春季キャンプが始まる直前、なぜか他球団のファンが多い私の友人達から「今年のベイスターズはいいね。優勝しそうだね」と身に余るほど沢山の声をかけられました。その友人達の言葉はオープン戦の結果を見つめて一斉に「点が取れないね、苦しいね」と変貌。ところがトレバー・バウアー投手獲得の一報が飛び込んだ瞬間「優勝するじゃない!」と一転。かつて筒香嘉智選手が繰り返した「一喜一憂しない」やアレックス・ラミレス元監督の「どう始まるかではなく、どう終わるかが大事」という格言がメンタルを支えてくれた開幕前でした。
思えば、横浜スタジアムで行われたオープン戦6試合中勝ったのは3月5日のライオンズ戦のみ。

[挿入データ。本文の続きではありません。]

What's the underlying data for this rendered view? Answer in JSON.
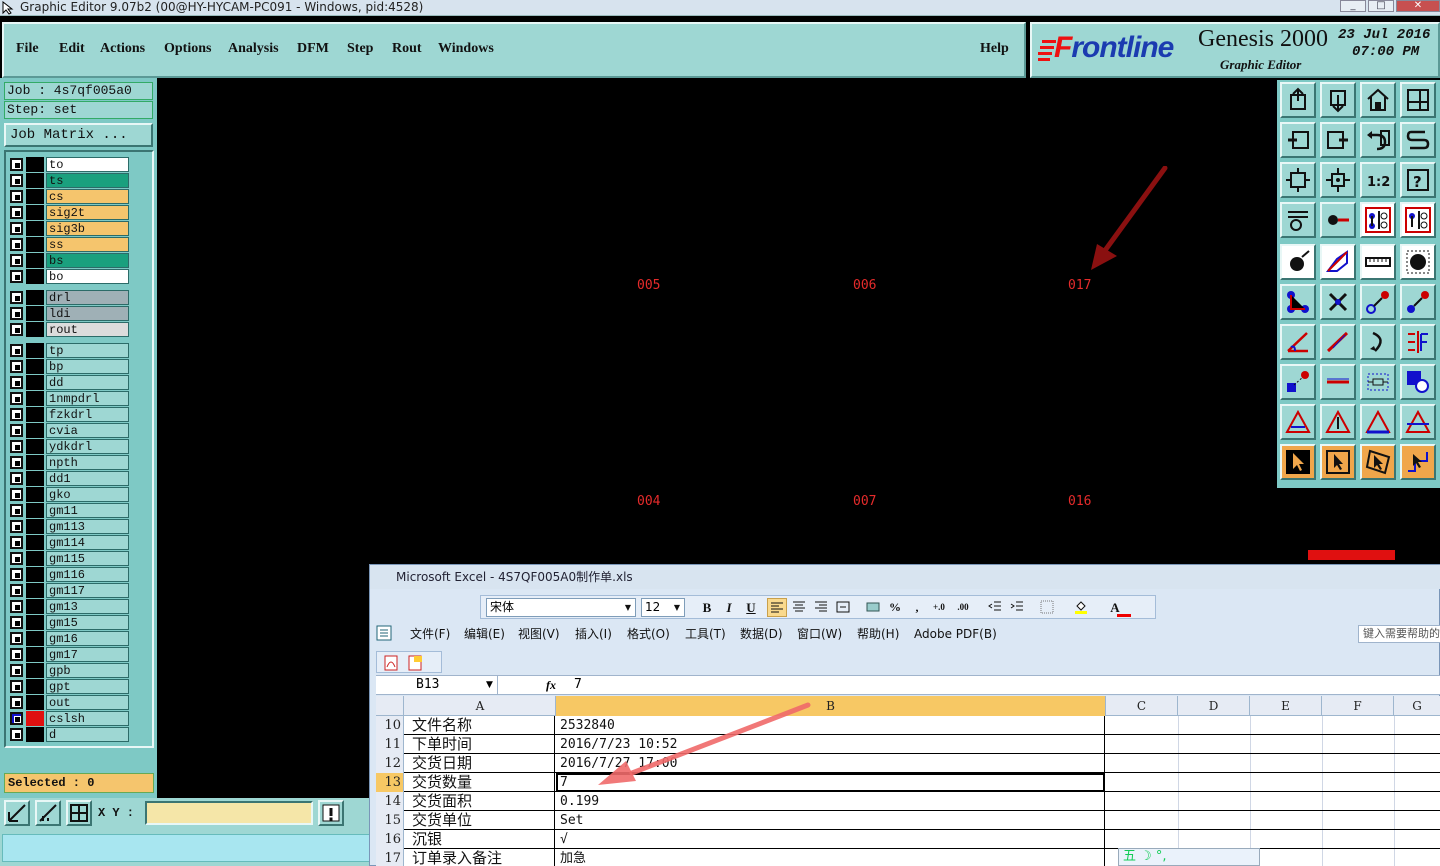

この日、復活を期す三嶋一輝投手と共にヒーローインタビューに応じた山崎康晃投手は「オープン戦とはいえファンの皆様や僕達も、もやもやしていたものが少し晴れたかな」と話してくれました。
「もやもや」の正体は何だろう?
例えば私自身練習試合とオープン戦計14試合を取材しましたが、ベイスターズの選手のホームランを1本も目撃できませんでした。個々の現象はいくつかありますが、それ以上にキャンプ前に掲げた(1)出塁率.320(去年.308)。(2)2つ先の塁を狙う。(3)投手は3球目までの質を上げ打者を追い込む。という3つのチーム目標が霧の中にぼんやりと見える様相になったことが、心に引っ掛かるのです。去年終盤に刻み付けられた悔しさを踏まえ、高いハードルであると承知の上で示された目標。キャンプでは一人一人が目標達成のアプローチを考え取り組む姿を、確かに目の当たりにしました。
ところが、いざ実戦になると、どうもかみ合いません。三浦大輔監督が「今は失敗して良い時期なのだから」とキャンプ中盤で敢えて『チャレンジ』をテーマに置いた時期も。結果シーズン前の実戦を通して「実力通りを発揮しアピールできた人とできなかった人が分かれた。底上げという意味では現時点で物足りない」と三浦監督は残念そうでした。
WBCの舞台で今永昇太を助けた『自分を許す感覚』
「力を出せる人は気持ちの切り替えが上手」。首脳陣から何度かキーワードの様に伺ってきた言葉です。選手たちは、たとえ悔いを残しても引きずらず、次にできる最善のプレーに挑む。気持ちの切り替えが、積み上げた練習の成果を発揮し、目標に近づく重要な要素と考えます。
チーム内で「切り替え」の王者と言っても良い程、強いメンタルを発揮するのは、誰もが認める牧秀悟選手です。自身が打てたか否かに左右されず声を出し続け、チームを明るく鼓舞する姿は、WBCの舞台でも変わりませんでした。なおかつ「プロ3年目で、まさか世界一の場を経験できるとは。でもスターティングメンバーで出るのが一番(の喜び)かなとも感じました。次のWBCこそ」と経験に加え成長へのエネルギーまで持ち帰ってくれました。ショートのレギュラーを目指して、歯を食いしばっている森敬斗選手が「あの人(牧さんの姿勢)は本当にすごい」と憧れるのも頷けます。
もう一人のWBC戦士、決勝戦で先発し勝利した今永昇太投手は、大舞台で自分を助けてくれたのが去年から試していた『自分を許す感覚』だったと振り返ります。言い換えると、たとえ思い描いた結果にたどり着かなくても自分を責め過ぎない考え方です。期間中はダルビッシュ投手とも話し「自分で自分にかけてあげる声は、勝負の世界で大切」と確認したそうです。瞬間の勝負の中で上手く行かない時に悔しいマイナスの感情を持ち続けるより、もう一人の自分が客観的に語り掛ける方が次の行動を見つけやすい。今永投手の言葉には、いつも心が洗われます。